A quantum superposition is a wave function such as :

$$ |\psi\rangle = \alpha |\psi_1\rangle + \beta |\psi_2 \rangle $$

Unitary evolution will transfer these states to $|\psi'\rangle \to U|\psi\rangle$

My question is can unitary evolution transform a wave function psi to a 'greater' superposition of states, for instance

$$ \alpha |\psi_1\rangle + \beta |\psi_2 \rangle+ \kappa |\psi_3\rangle=U(\alpha |\psi_1\rangle + \beta |\psi_2 \rangle) $$

If this is not possible, then how does one create (in real life) a superposition of wave-functions if no unitary operator exists to create it from a simpler wave function ?

Answer 1

Well, I see no reason why the action of some arbitrary unitary operator should keep a vector in some subspace. A trivial way to see this is to realise that rotations in two dimensions are unitary, and you can certainly rotate the $\hat{\mathbf{x}}$ vector to some combination of $\mathbf{\hat{x}}$ and $\mathbf{\hat{y}}$ using a rotation!

It's very easy to construct an equivalent quantum example of this. A "physical" example of this is neutrino oscillations: neutrinos are created (and detected) as one of their flavour eigenstates ("electron", "muon", or "tau" neutrinos), but these are not eigenstates of the system's Hamiltonian (which are the so-called "mass" eigenstates). Thus, if an "electron" neutrino is created in the sun and travels to the Earth, it evolves unitarily into a superposition of the other states and so you could well say that: $$\hat{U}(t) |\psi_e\rangle = \alpha(t)\, |\psi_e\rangle + \beta(t) \,|\psi_\mu\rangle + \gamma(t) \,|\psi_\tau\rangle.$$

So even though the system was created as a pure "electron" neutrino, since this state was not an eigenstate of the Hamiltonian, it evolved into a superposition of other orthogonal states.

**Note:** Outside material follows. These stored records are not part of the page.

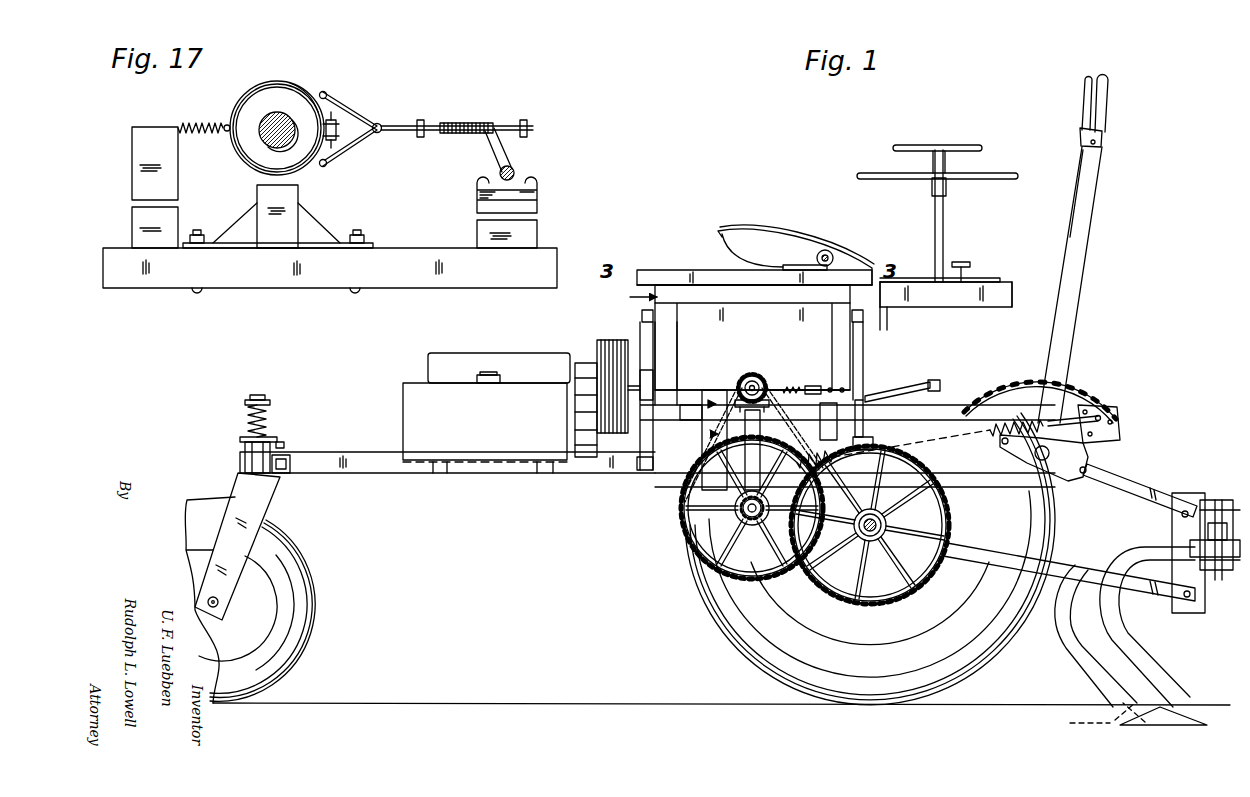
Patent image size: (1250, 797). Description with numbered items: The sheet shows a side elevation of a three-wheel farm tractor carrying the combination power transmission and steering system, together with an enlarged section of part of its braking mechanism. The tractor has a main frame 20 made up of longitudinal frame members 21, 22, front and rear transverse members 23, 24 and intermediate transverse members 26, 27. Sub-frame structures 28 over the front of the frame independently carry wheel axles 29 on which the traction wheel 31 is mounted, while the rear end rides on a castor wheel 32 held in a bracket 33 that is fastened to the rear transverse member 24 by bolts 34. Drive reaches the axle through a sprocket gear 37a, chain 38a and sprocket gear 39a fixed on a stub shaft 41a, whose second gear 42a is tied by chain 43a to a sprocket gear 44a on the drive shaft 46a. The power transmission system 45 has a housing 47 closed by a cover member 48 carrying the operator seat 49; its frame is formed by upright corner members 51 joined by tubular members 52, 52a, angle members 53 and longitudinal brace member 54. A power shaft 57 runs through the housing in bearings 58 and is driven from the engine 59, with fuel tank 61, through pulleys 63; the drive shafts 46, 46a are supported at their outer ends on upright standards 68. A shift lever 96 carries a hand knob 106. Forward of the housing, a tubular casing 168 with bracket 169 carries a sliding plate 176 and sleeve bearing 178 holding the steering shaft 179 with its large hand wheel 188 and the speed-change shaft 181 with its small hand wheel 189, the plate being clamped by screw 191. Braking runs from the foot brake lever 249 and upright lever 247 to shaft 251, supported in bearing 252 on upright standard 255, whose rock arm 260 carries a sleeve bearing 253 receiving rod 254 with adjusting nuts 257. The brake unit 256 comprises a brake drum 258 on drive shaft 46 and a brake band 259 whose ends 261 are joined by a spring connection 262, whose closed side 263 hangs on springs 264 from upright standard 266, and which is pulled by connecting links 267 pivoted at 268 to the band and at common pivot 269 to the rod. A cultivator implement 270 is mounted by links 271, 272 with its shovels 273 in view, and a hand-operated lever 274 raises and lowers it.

In FIG. 1, the main frame 20 is at (366, 448).
In FIG. 17, the longitudinal frame member 21 is at (253, 270).
In FIG. 1, the longitudinal frame member 22 is at (383, 470).
In FIG. 1, the front transverse member 23 is at (1050, 453).
In FIG. 1, the rear transverse member 24 is at (291, 467).
In FIG. 1, the intermediate transverse member 26 is at (687, 412).
In FIG. 1, the intermediate transverse member 27 is at (925, 440).
In FIG. 1, the sub-frame structure 28 is at (885, 545).
In FIG. 1, the wheel axle 29 is at (862, 535).
In FIG. 1, the traction wheel 31 is at (955, 655).
In FIG. 1, the castor wheel 32 is at (316, 617).
In FIG. 1, the bracket 33 is at (250, 458).
In FIG. 1, the bolt 34 is at (285, 447).
In FIG. 1, the sprocket gear 37a is at (818, 575).
In FIG. 1, the chain 38a is at (910, 590).
In FIG. 1, the sprocket gear 39a is at (736, 520).
In FIG. 1, the stub shaft 41a is at (746, 512).
In FIG. 1, the second gear 42a is at (698, 513).
In FIG. 1, the chain 43a is at (677, 470).
In FIG. 1, the sprocket gear 44a is at (756, 378).
In FIG. 1, the power transmission system 45 is at (679, 264).
In FIG. 17, the drive shaft 46 is at (277, 137).
In FIG. 1, the drive shaft 46a is at (773, 389).
In FIG. 1, the housing 47 is at (710, 307).
In FIG. 1, the cover member 48 is at (711, 270).
In FIG. 1, the seat 49 is at (788, 252).
In FIG. 1, the upright corner member 51 is at (870, 350).
In FIG. 1, the tubular member 52 is at (866, 323).
In FIG. 1, the tubular member 52a is at (640, 316).
In FIG. 1, the angle member 53 is at (755, 293).
In FIG. 1, the longitudinal brace member 54 is at (645, 467).
In FIG. 1, the power shaft 57 is at (646, 387).
In FIG. 1, the bearing 58 is at (929, 385).
In FIG. 1, the engine 59 is at (453, 367).
In FIG. 1, the fuel tank 61 is at (418, 395).
In FIG. 1, the pulley 63 is at (600, 342).
In FIG. 17, the upright standard 68 is at (291, 198).
In FIG. 1, the upright standard 68 is at (751, 430).
In FIG. 1, the shift lever 96 is at (804, 262).
In FIG. 1, the hand knob 106 is at (830, 256).
In FIG. 1, the tubular casing 168 is at (995, 293).
In FIG. 1, the bracket 169 is at (890, 313).
In FIG. 1, the sliding plate 176 is at (983, 281).
In FIG. 1, the sleeve bearing 178 is at (945, 213).
In FIG. 1, the steering shaft 179 is at (933, 198).
In FIG. 1, the speed-change shaft 181 is at (893, 150).
In FIG. 1, the hand wheel 188 is at (998, 174).
In FIG. 1, the hand wheel 189 is at (960, 146).
In FIG. 1, the clamping screw 191 is at (961, 262).
In FIG. 1, the upright lever 247 is at (868, 357).
In FIG. 1, the foot brake lever 249 is at (939, 382).
In FIG. 17, the shaft 251 is at (538, 176).
In FIG. 17, the bearing 252 is at (516, 169).
In FIG. 17, the sleeve bearing 253 is at (485, 123).
In FIG. 17, the rod 254 is at (400, 125).
In FIG. 17, the upright standard 255 is at (525, 205).
In FIG. 1, the upright standard 255 is at (870, 437).
In FIG. 17, the brake unit 256 is at (301, 76).
In FIG. 17, the adjusting nut 257 is at (522, 119).
In FIG. 17, the brake drum 258 is at (275, 95).
In FIG. 17, the brake band 259 is at (246, 98).
In FIG. 17, the rock arm 260 is at (496, 151).
In FIG. 17, the band end 261 is at (337, 136).
In FIG. 17, the spring connection 262 is at (338, 133).
In FIG. 17, the closed side 263 is at (225, 125).
In FIG. 17, the spring 264 is at (201, 125).
In FIG. 17, the upright standard 266 is at (147, 183).
In FIG. 1, the upright standard 266 is at (714, 400).
In FIG. 17, the connecting link 267 is at (340, 148).
In FIG. 17, the pivot 268 is at (323, 167).
In FIG. 17, the common pivot 269 is at (379, 124).
In FIG. 1, the cultivator implement 270 is at (1126, 637).
In FIG. 1, the link 271 is at (1128, 487).
In FIG. 1, the link 272 is at (1057, 567).
In FIG. 1, the shovel 273 is at (1178, 712).
In FIG. 1, the hand-operated lever 274 is at (1070, 285).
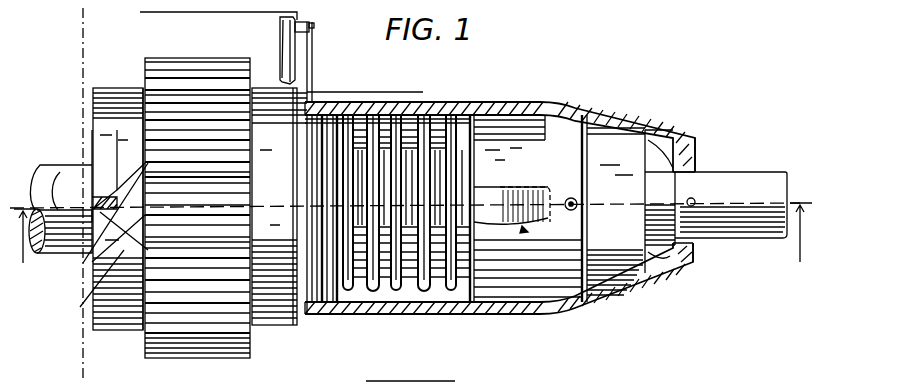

As to the second part of your question, I don't know how such states are created experimentally, but unitary operations are just one of many types of allowed linear operations, but not all quantum operations need to be unitary: the most notable example being measurements, which cause the wavefunction to collapse to some eigenstate of the observable being measured, and which are certainly not unitary! Only symmetry operations need to be unitary (or anti-unitary, see Wigner's theorem) in order to conserve probability.

Answer 2

Vector spaces don't have some elements that are superpositions and others that are not superpositions. Such a distinction depends on a choice of basis, which is a choice, not something built in to the vector space.

So your question would need to be changed somehow in order to make it a question that makes sense. One way to do so would be to change it to a question about density matrices.

Answer 3

Part of this question is what you consider to be a superposition of states. The word "state" in that phrase is ambiguous. It usually refers to the eigenstates of some observable that we want to measure, while the state of the system can be any linear combination of these. If we were interested in a different observable, that also means a different set of eigenstates and therefore a different kind of linear combination of them. In essence, a system state may be an eigenstate with respect to one observable, making it not a superposition in this eigenbasis, while the same state can be considered as a superposition when changing the observable and with it the eigenbasis.

As a simple example, in Schrödinger QM, the evolution operator is the exponential map of the Hamiltonian, i.e. energy operator, $U(t) = e^{-iHt/\hbar}$. If your initial state is an eigenstate of the Hamiltonian to an eigenvalue $\hbar\omega$, then time evolution will just add phase factors, $$|\psi(t)\rangle = e^{-iHt/\hbar} |\psi(0)\rangle = e^{-i\omega t} |\psi(0)\rangle.$$ If you measure the energy of this, you wouldn't consider the state to be in a superposition. But if you measure the position, your state is not a position eigenstate and you could describe it as a superposition of position eigenstates. After that measurement, you are in a position eigenstate, which is not an energy eigenstate, and unitary evolution will do more to this state than just add a phase factor.